Un jeune homme a été filmé jeudi en train de se tenir debout sur le toit d’un métro parisien en mouvement au niveau du pont de Bir-Hakeim. La scène a provoqué une condamnation ferme des responsables régionaux, alors que cette pratique mortelle du « train surfing » continue de défier un arsenal législatif renforcé.
Une scène digne du cinéma, mais bien réelle
Le pont de Bir-Hakeim, qui relie les 15e et 16e arrondissements, est un décor parisien habitué aux tournages en tout genre. Jeudi après-midi, la scène qui s’y est déroulée ressemblait pourtant davantage à un mauvais film.
Selon les images de l’incident, un jeune homme tenant un smartphone est monté sur le toit d’une rame de la ligne 6 à l’arrêt, puis y a déambulé à un rythme tranquille, prenant le temps de se filmer.

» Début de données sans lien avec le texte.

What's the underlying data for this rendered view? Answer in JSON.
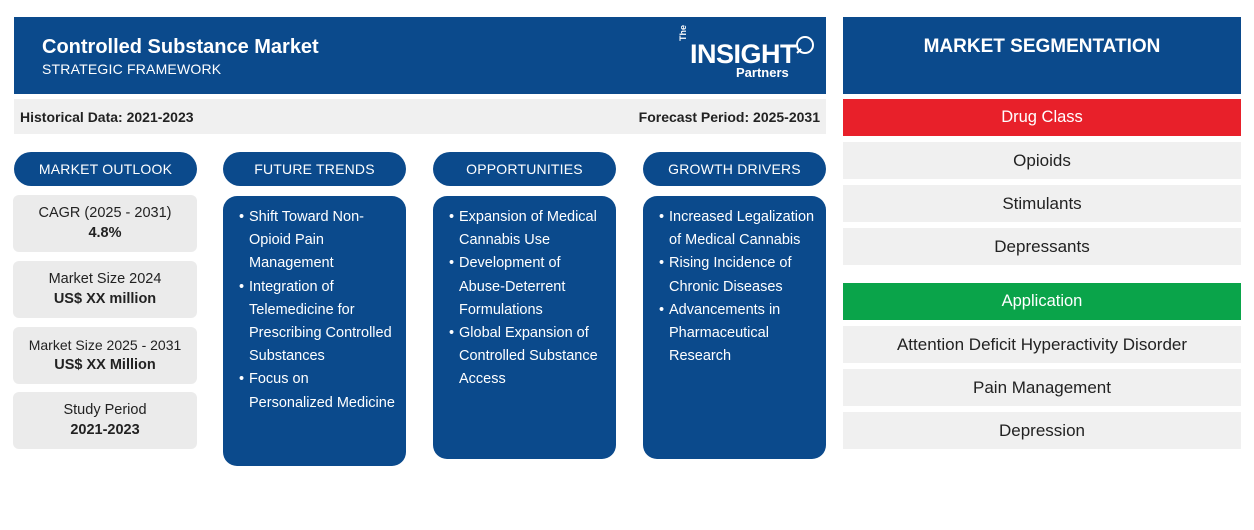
{
  "header": {
    "title": "Controlled Substance Market",
    "subtitle": "STRATEGIC FRAMEWORK",
    "logo": {
      "the": "The",
      "insight": "INSIGHT",
      "partners": "Partners"
    }
  },
  "period": {
    "historical": "Historical Data: 2021-2023",
    "forecast": "Forecast Period: 2025-2031"
  },
  "columns": {
    "outlook": {
      "label": "MARKET OUTLOOK",
      "cards": [
        {
          "label": "CAGR (2025 - 2031)",
          "value": "4.8%"
        },
        {
          "label": "Market Size 2024",
          "value": "US$ XX million"
        },
        {
          "label": "Market Size 2025 - 2031",
          "value": "US$ XX Million"
        },
        {
          "label": "Study Period",
          "value": "2021-2023"
        }
      ]
    },
    "trends": {
      "label": "FUTURE TRENDS",
      "items": [
        "Shift Toward Non-Opioid Pain Management",
        "Integration of Telemedicine for Prescribing Controlled Substances",
        "Focus on Personalized Medicine"
      ]
    },
    "opportunities": {
      "label": "OPPORTUNITIES",
      "items": [
        "Expansion of Medical Cannabis Use",
        "Development of Abuse-Deterrent Formulations",
        "Global Expansion of Controlled Substance Access"
      ]
    },
    "drivers": {
      "label": "GROWTH DRIVERS",
      "items": [
        "Increased Legalization of Medical Cannabis",
        "Rising Incidence of Chronic Diseases",
        "Advancements in Pharmaceutical Research"
      ]
    }
  },
  "segmentation": {
    "title": "MARKET SEGMENTATION",
    "groups": [
      {
        "name": "Drug Class",
        "color": "#e8202a",
        "items": [
          "Opioids",
          "Stimulants",
          "Depressants"
        ]
      },
      {
        "name": "Application",
        "color": "#0aa44a",
        "items": [
          "Attention Deficit Hyperactivity Disorder",
          "Pain Management",
          "Depression"
        ]
      }
    ]
  }
}
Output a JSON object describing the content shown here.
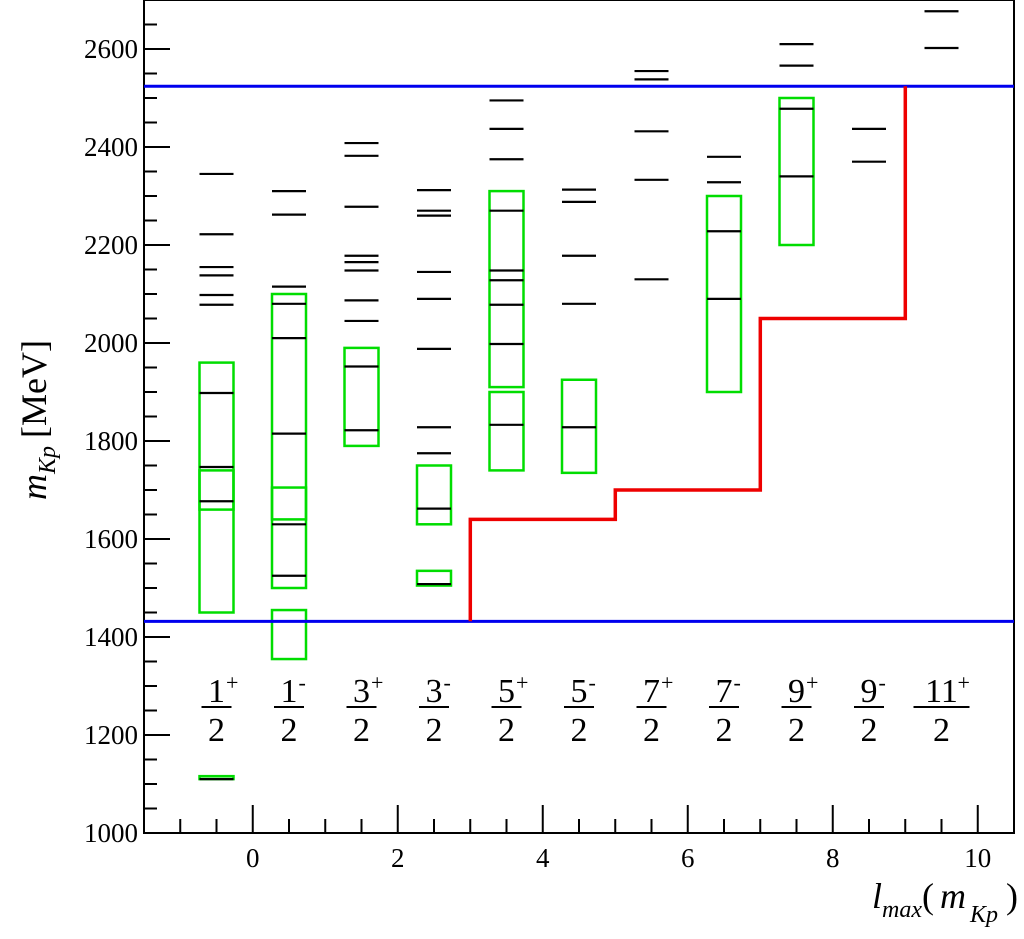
{
  "chart_data": {
    "type": "scatter",
    "title": "",
    "xlabel": {
      "main": "l",
      "sub": "max",
      "open": "(",
      "mvar": "m",
      "msub": "Kp",
      "close": ")"
    },
    "ylabel": {
      "main": "m",
      "sub": "Kp",
      "unit": "[MeV]"
    },
    "xlim": [
      -1.5,
      10.5
    ],
    "ylim": [
      1000,
      2700
    ],
    "x_ticks": [
      "0",
      "2",
      "4",
      "6",
      "8",
      "10"
    ],
    "y_ticks": [
      "1000",
      "1200",
      "1400",
      "1600",
      "1800",
      "2000",
      "2200",
      "2400",
      "2600"
    ],
    "colors": {
      "levels": "#000000",
      "boxes": "#00dd00",
      "threshold": "#0000ee",
      "lmax": "#ee0000"
    },
    "thresholds": [
      1432,
      2524
    ],
    "lmax_curve": [
      [
        3,
        1432
      ],
      [
        3,
        1640
      ],
      [
        5,
        1640
      ],
      [
        5,
        1700
      ],
      [
        7,
        1700
      ],
      [
        7,
        2050
      ],
      [
        9,
        2050
      ],
      [
        9,
        2524
      ]
    ],
    "columns": [
      {
        "x": -0.5,
        "jp_num": "1",
        "jp_parity": "+",
        "jp_den": "2",
        "levels": [
          1110,
          1677,
          1747,
          1898,
          2078,
          2098,
          2138,
          2155,
          2222,
          2345
        ],
        "boxes": [
          [
            1110,
            1116
          ],
          [
            1450,
            1960
          ],
          [
            1660,
            1740
          ]
        ]
      },
      {
        "x": 0.5,
        "jp_num": "1",
        "jp_parity": "-",
        "jp_den": "2",
        "levels": [
          1525,
          1630,
          1815,
          2010,
          2080,
          2115,
          2262,
          2310
        ],
        "boxes": [
          [
            1355,
            1455
          ],
          [
            1500,
            2100
          ],
          [
            1640,
            1705
          ]
        ]
      },
      {
        "x": 1.5,
        "jp_num": "3",
        "jp_parity": "+",
        "jp_den": "2",
        "levels": [
          1822,
          1952,
          2045,
          2087,
          2148,
          2165,
          2178,
          2278,
          2382,
          2408
        ],
        "boxes": [
          [
            1790,
            1990
          ]
        ]
      },
      {
        "x": 2.5,
        "jp_num": "3",
        "jp_parity": "-",
        "jp_den": "2",
        "levels": [
          1508,
          1662,
          1775,
          1828,
          1988,
          2090,
          2145,
          2260,
          2270,
          2312
        ],
        "boxes": [
          [
            1505,
            1535
          ],
          [
            1630,
            1750
          ]
        ]
      },
      {
        "x": 3.5,
        "jp_num": "5",
        "jp_parity": "+",
        "jp_den": "2",
        "levels": [
          1833,
          1998,
          2078,
          2128,
          2148,
          2270,
          2375,
          2437,
          2495
        ],
        "boxes": [
          [
            1740,
            1900
          ],
          [
            1910,
            2310
          ]
        ]
      },
      {
        "x": 4.5,
        "jp_num": "5",
        "jp_parity": "-",
        "jp_den": "2",
        "levels": [
          1828,
          2080,
          2178,
          2288,
          2313
        ],
        "boxes": [
          [
            1735,
            1925
          ]
        ]
      },
      {
        "x": 5.5,
        "jp_num": "7",
        "jp_parity": "+",
        "jp_den": "2",
        "levels": [
          2130,
          2333,
          2432,
          2538,
          2555
        ],
        "boxes": []
      },
      {
        "x": 6.5,
        "jp_num": "7",
        "jp_parity": "-",
        "jp_den": "2",
        "levels": [
          2090,
          2228,
          2328,
          2380
        ],
        "boxes": [
          [
            1900,
            2300
          ]
        ]
      },
      {
        "x": 7.5,
        "jp_num": "9",
        "jp_parity": "+",
        "jp_den": "2",
        "levels": [
          2340,
          2478,
          2566,
          2610
        ],
        "boxes": [
          [
            2200,
            2500
          ]
        ]
      },
      {
        "x": 8.5,
        "jp_num": "9",
        "jp_parity": "-",
        "jp_den": "2",
        "levels": [
          2370,
          2437
        ],
        "boxes": []
      },
      {
        "x": 9.5,
        "jp_num": "11",
        "jp_parity": "+",
        "jp_den": "2",
        "levels": [
          2602,
          2677
        ],
        "boxes": []
      }
    ]
  }
}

Des passants et des touristes ont observé la scène avec incrédulité.
« On vit vraiment dans un monde de malades, il y a vraiment des fous », peut-on entendre sur la vidéo.
« Il a voulu faire son Belmondo », ajoute la personne qui filme, en référence à la célèbre cascade réalisée par l’acteur français Jean-Paul Belmondo dans le film « Peur sur la ville », tourné sur ce même pont de Bir-Hakeim.
La personne ayant filmé la scène a indiqué que le jeune homme semblait avoir été pris en charge par les pompiers, sans que cette information puisse être confirmée de manière indépendante.
Pécresse condamne l’acte
Valérie Pécresse, présidente de la région Île-de-France et de l’autorité régionale des transports Île-de-France Mobilités, a fermement condamné cet acte, soulignant les risques graves pour la sécurité que représente un tel comportement.
Une pratique mortelle qui persiste
Malgré une législation de plus en plus stricte destinée à dissuader ce type d’action, le train surfing — qui s’est révélé mortel dans plusieurs cas — reste difficile à éradiquer.
Cette pratique consiste à voyager sur l’extérieur des rames en mouvement, notamment sur les toits ou entre les voitures. Les autorités ont alourdi les sanctions pour tenter de décourager ces comportements. Les responsables de la sécurité rappellent que le contact avec les lignes électriques aériennes et les chutes constituent des risques mortels.
L’incident met en lumière le défi persistant auquel font face les autorités de transport pour empêcher ce type de cascade dangereuse sur l’un des réseaux de métro les plus fréquentés au monde.